CRANE, WILLIAM, marchand, juge de paix, juge et homme politique, né le 15 février 1785 dans le canton de Horton, Nouvelle-Écosse, sixième enfant du colonel Jonathan Crane et de Rébecca Allison ; en 1813, il épousa Susannah Dixon (décédée en 1830), d’Amherst, Nouvelle-Écosse, et ils eurent une fille, puis le 25 octobre 1838 Eliza Wood, de Londres, et de ce mariage naquirent quatre filles et deux fils ; décédé le 31 mars 1853 à Fredericton.
Après des études à Horton, William Crane s’installa dans le comté de Westmorland, au Nouveau-Brunswick, au cours de la première décennie du xixe siècle. Il se lança dans les affaires comme marchand à Westcock, mais ne tarda pas à s’établir dans la ville plus importante de Sackville. En société avec Bardin Turner, il y fit du commerce pendant presque une décennie, soit jusqu’en 1819. Puis il s’associa à son jeune cousin, Charles Frederick Allison, pour fonder une entreprise commerciale qui devait durer jusqu’à sa mort.

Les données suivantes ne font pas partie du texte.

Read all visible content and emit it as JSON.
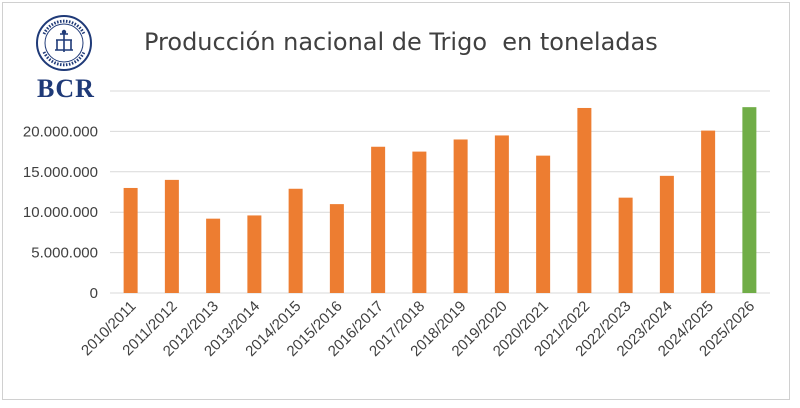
{
  "brand": {
    "logo_text": "BCR",
    "seal_text": "BOLSA DE COMERCIO DE ROSARIO"
  },
  "chart_data": {
    "type": "bar",
    "title": "Producción nacional de Trigo  en toneladas",
    "xlabel": "",
    "ylabel": "",
    "ylim": [
      0,
      25000000
    ],
    "yticks": [
      "0",
      "5.000.000",
      "10.000.000",
      "15.000.000",
      "20.000.000"
    ],
    "ytick_values": [
      0,
      5000000,
      10000000,
      15000000,
      20000000
    ],
    "grid": "horizontal",
    "categories": [
      "2010/2011",
      "2011/2012",
      "2012/2013",
      "2013/2014",
      "2014/2015",
      "2015/2016",
      "2016/2017",
      "2017/2018",
      "2018/2019",
      "2019/2020",
      "2020/2021",
      "2021/2022",
      "2022/2023",
      "2023/2024",
      "2024/2025",
      "2025/2026"
    ],
    "values": [
      13000000,
      14000000,
      9200000,
      9600000,
      12900000,
      11000000,
      18100000,
      17500000,
      19000000,
      19500000,
      17000000,
      22900000,
      11800000,
      14500000,
      20100000,
      23000000
    ],
    "colors": {
      "default": "#ed7d31",
      "highlight": "#70ad47",
      "grid": "#d9d9d9",
      "text": "#404040"
    },
    "highlight_index": 15
  }
}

Typique de son époque, la Crane and Allison échangeait des matières premières de la région contre une variété de marchandises importées de Grande-Bretagne et des États-Unis ou venant de Halifax et du Bas-Canada. Une succursale, fondée à Miramichi, lui permit de se lancer, à partir de ce port, dans l’important commerce transatlantique du bois et de fournir aux exploitants forestiers du nord du Nouveau-Brunswick les surplus agricoles du comté de Westmorland [V. Alexander Rankin]. Malgré des relations commerciales étendues, cette firme était peu structurée, et sa gestion se fondait sur le crédit par l’intermédiaire d’agences situées dans des ports éloignés. La Crane and Allison possédait des navires en bois construits dans la région et manœuvrés par un équipage local, cherchait des marchés pour le bois du Nouveau-Brunswick dans les ports britanniques et s’efforçait d’organiser des voyages rentables, revenant souvent par la Nouvelle-Angleterre. Les liens familiaux jouèrent un rôle important dans le fonctionnement de la firme. Le neveu de Crane, Thomas Crane, vint travailler dans le magasin de Sackville ; un autre William Crane commandait un schooner pour le compte de la firme dans le détroit de Northumberland, tandis que William B. Fairbanks et John C. Allison, qui prirent la relève de la compagnie dirigée par Enos Collins*, s’occupaient d’une partie du commerce de Halifax.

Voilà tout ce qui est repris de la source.